Of the island, when the north winds penetrate with the same force, and where the soil rises to the height of forty toises, the mean temperature attains only 23 degrees (18.4 degrees R.) and does not exceed that of Cairo and Lower Egypt. The difference between the mean temperature of the hottest and coldest months rises to 12 degrees in the interior of the island; at the Havannah and on the coast, to 8 degrees; at Cumana, to scarcely 3 degrees. The hottest months, July and August, attain 28.8 degrees, at the island of Cuba, perhaps 29.5 degrees of mean temperature, as at the equator. The coldest months are December and January; their mean temperature in the interior of the island, is 17 degrees; at the Havannah, 21 degrees, that is, 5 to 8 degrees below the same months at the equator, yet still 3 degrees above the hottest month at Paris.

It will be interesting to compare the climate of the Havannah with that of Macao and Rio Janeiro; two places, one of which is near the limit of the northern torrid zone, on the eastern coast of Asia; and the other on the eastern coast of America, towards the extremity of the southern torrid zone.
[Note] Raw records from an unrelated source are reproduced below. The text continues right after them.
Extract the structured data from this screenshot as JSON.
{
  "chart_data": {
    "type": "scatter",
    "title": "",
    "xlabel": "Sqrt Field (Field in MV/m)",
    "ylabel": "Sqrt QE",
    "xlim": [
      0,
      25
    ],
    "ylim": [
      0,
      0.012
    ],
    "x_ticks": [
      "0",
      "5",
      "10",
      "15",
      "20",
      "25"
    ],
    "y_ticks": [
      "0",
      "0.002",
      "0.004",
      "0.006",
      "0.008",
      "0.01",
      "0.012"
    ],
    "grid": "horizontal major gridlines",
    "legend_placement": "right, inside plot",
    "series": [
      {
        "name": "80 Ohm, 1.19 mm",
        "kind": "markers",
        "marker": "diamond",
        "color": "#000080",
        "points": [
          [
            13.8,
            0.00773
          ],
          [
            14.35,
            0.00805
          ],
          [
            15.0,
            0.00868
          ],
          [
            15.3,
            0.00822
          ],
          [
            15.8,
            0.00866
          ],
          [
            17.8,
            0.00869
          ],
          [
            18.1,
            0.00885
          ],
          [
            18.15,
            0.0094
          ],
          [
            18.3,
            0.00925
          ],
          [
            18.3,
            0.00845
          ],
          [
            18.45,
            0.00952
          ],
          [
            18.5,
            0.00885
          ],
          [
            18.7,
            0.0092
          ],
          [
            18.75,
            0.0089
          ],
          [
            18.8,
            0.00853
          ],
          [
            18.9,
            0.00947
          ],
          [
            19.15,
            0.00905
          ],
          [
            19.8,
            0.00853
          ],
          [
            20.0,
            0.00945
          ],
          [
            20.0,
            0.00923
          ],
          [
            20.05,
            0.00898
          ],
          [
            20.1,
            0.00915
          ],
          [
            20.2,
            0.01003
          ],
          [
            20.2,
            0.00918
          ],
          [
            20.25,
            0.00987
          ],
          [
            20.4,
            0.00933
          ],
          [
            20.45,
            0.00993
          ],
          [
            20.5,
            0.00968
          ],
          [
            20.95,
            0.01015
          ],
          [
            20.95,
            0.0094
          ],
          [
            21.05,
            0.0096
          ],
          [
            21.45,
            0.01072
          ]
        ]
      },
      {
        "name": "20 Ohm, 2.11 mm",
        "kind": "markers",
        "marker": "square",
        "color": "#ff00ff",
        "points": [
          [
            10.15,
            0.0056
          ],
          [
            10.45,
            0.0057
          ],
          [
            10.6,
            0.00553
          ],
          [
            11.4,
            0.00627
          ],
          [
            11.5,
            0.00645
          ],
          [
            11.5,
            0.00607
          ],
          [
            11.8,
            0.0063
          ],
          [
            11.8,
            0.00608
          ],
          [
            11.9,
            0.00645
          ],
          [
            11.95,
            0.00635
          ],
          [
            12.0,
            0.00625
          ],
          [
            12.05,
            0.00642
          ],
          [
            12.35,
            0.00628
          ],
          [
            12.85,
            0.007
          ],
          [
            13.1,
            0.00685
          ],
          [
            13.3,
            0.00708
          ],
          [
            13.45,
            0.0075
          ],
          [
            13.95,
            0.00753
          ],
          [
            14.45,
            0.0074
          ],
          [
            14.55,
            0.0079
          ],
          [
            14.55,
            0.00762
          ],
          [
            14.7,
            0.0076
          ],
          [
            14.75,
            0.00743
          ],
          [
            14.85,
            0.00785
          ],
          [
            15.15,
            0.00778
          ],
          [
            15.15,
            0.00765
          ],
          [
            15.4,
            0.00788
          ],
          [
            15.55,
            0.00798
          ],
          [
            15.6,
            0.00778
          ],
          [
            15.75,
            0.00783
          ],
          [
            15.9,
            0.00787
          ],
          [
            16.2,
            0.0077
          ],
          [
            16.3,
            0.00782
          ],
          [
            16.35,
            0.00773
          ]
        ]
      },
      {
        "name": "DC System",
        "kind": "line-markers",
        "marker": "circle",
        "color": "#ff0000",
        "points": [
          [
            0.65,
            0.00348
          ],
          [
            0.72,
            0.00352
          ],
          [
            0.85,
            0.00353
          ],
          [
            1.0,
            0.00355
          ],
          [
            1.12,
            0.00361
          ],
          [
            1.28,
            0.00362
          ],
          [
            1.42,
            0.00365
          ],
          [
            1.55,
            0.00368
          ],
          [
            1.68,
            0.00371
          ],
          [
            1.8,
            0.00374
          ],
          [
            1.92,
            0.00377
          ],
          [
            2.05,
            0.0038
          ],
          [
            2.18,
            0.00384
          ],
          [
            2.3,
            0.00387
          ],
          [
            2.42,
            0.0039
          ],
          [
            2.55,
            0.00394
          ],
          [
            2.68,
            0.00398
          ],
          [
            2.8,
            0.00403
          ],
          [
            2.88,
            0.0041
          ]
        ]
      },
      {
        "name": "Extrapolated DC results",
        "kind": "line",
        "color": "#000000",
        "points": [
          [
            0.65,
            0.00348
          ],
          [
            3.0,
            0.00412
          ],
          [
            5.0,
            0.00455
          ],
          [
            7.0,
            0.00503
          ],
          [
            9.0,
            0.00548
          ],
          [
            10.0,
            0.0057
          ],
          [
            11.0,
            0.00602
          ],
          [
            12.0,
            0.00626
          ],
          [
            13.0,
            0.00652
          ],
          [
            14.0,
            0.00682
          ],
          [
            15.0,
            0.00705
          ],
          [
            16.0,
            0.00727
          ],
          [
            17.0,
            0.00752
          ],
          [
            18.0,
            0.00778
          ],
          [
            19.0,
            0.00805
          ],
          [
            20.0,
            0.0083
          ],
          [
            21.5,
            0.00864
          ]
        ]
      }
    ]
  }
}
The climate of the Havannah, notwithstanding the frequency of the north and north-west winds, is hotter than that of Macao and Rio Janeiro. The former partakes of the cold which, owing to the frequency of the west winds, is felt in winter along all the eastern coast of a great continent. The proximity of spaces of land covered with mountains and table-lands renders the distribution of heat in different months of the year more unequal at Macao and Canton than in an island bounded on the west and north by the hot waters of the Gulf-stream. The winters are therefore much colder at Canton and Macao than at the Havannah: yet the latitude of Macao is 1 degree more southerly than that of the Havannah; and the latter town and Canton are, within nearly a minute, on the same parallel. The thermometer at Canton has sometimes almost reached the point zero; and by the effect of reflection, ice has been found on the terraces of houses. Although this great cold never lasts more than one day, the English merchants residing at Canton like to make chimney-fires in their apartments from November to January; while at the Havannah, the artificial warmth even of a brazero is not required. Hail is frequent and the hail-stones are extremely large in the Asiatic climate of Canton and Macao, while it is scarcely seen once in fifteen years at the Havannah.